É possível viver de brisa. Os potiguares que o digam: não por acaso, quando se pensa em tirar onda no Rio Grande do Norte o primeiro nome que vem à cabeça é Praia da Pipa. Sopra do litoral do estado outra prova: de longe se avistam os cataventos gigantes chamados aerogeradores, que vem mudando a paisagem e vidas locais – e que podem apontar um rumo mais sustentável para o país. Hoje, a energia eólica abastece mais de 20 milhões de residências no Brasil, onde moram cerca de 70 milhões de pessoas. O vento também já é fonte de renda extra para muita gente. E há bastante em estoque.

Estima-se que aproximadamente 4 mil famílias brasileiras recebam ao todo mais de R$ 10 milhões mensais pelo arrendamento de terra. O lavrador potiguar Romão José da Silva tem um pedaço de chão de 300 hectares em João Câmara. Sua vida era apertada até que há 7 anos uma empresa o procurou para alugar sua propriedade. “Quando chegou a equipe falando sobre essa história de aerogerador, eu tive a maior alegria porque eu ia pegar dinheiro, mas confuso sem entender o que isso significava. Foi a salvação de nossa região”, diz.

Os R$ 3 mil mensais que recebe hoje deram um bom reforço no orçamento familiar. Mas não é só, pois uma das vantagens da energia eólica é que ela pode conviver com outras atividades: seu Romão pode continuar plantando e criando bode em sua terrinha – ele também ganhou um trator, um poço, uma miniestação de energia solar e um sistema de irrigação para 10 hectares. Há outros benefícios, que atingem a todos nós: o setor, que hoje emprega quase 40 mil pessoas no país, pode gerar 200 mil novos postos de trabalho até 2026; ajuda a fixar o homem no campo, além de capacitar a mão de obra local; e os 601 parques eólicos que já funcionam no país, com 15,1GW de capacidade instalada, evitam a emissão de 28 milhões de toneladas de CO₂ por ano – o equivalente a 16 milhões de automóveis, mais do que o dobro da frota de veículos de passeio da cidade de São Paulo. Investir em energia eólica também pode nos ajudar a cumprir as metas do Acordo de Paris.

Das 65 empresas de energia eólica do Brasil, 26 estão no Rio Grande do Norte. Esses bons ventos melhoraram as vidas dos moradores do assentamento Serra do Mel, onde vivem 2.400 famílias. Até chegada dos aerogeradores, elas dependiam basicamente da apicultura e do cultivo do caju. Hoje, recebem cerca de R$ 1.300 pelo arrendamento da terra. E além do dinheirinho extra, receberam outras benfeitorias. “Nós não tínhamos a água, nós não tínhamos energia, nós não tínhamos a maioria das coisas. A gente tinha casa e a terra”, conta a assentada Jaqueline Almeida.
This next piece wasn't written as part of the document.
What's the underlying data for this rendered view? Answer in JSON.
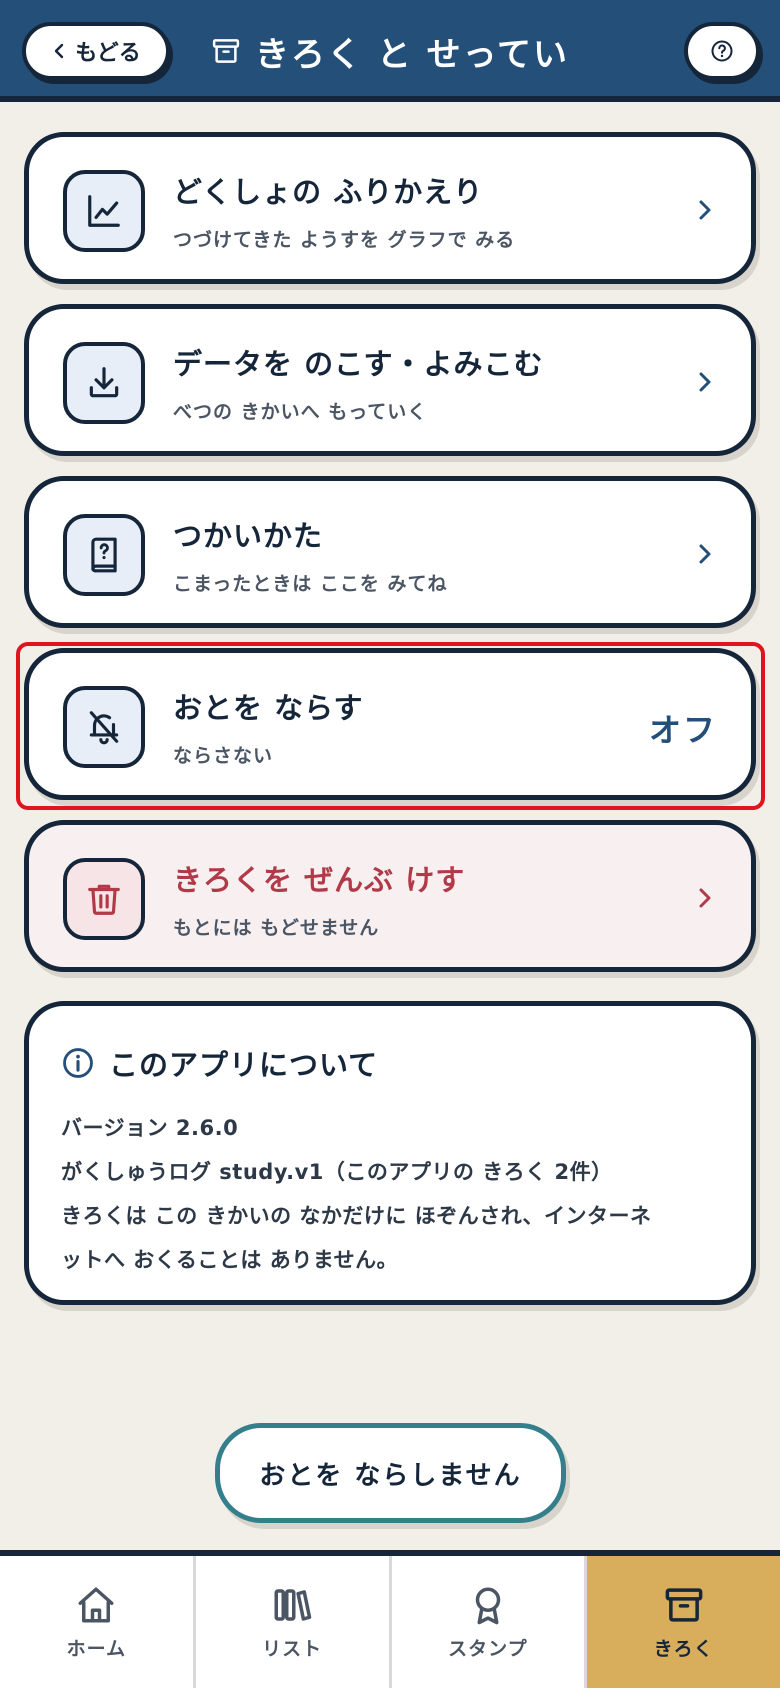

O vento já produz 30% da eletricidade consumida pelos nordestinos; no fim de 2018, ao bater a marca dos 14,34GW, sua capacidade instalada no Brasil se equiparou a da Usina de Itaipu; em abril deste ano, tornou-se a segunda maior fonte de geração de eletricidade no Brasil, ficando atrás somente das hidrelétricas – 9,2% contra 63,7%. Hoje, há mais de 7 mil aerogeradores, instalados em 12 estados. A capacidade de produção de energia pelos ventos no Rio Grande do Norte, que lidera o ranking, é de 4,1 giga watts, o suficiente para atender 8 milhões de pessoas. O estado é seguido de perto por Bahia e, um pouco mais atrás, Ceará, Rio Grande do Sul e Piauí.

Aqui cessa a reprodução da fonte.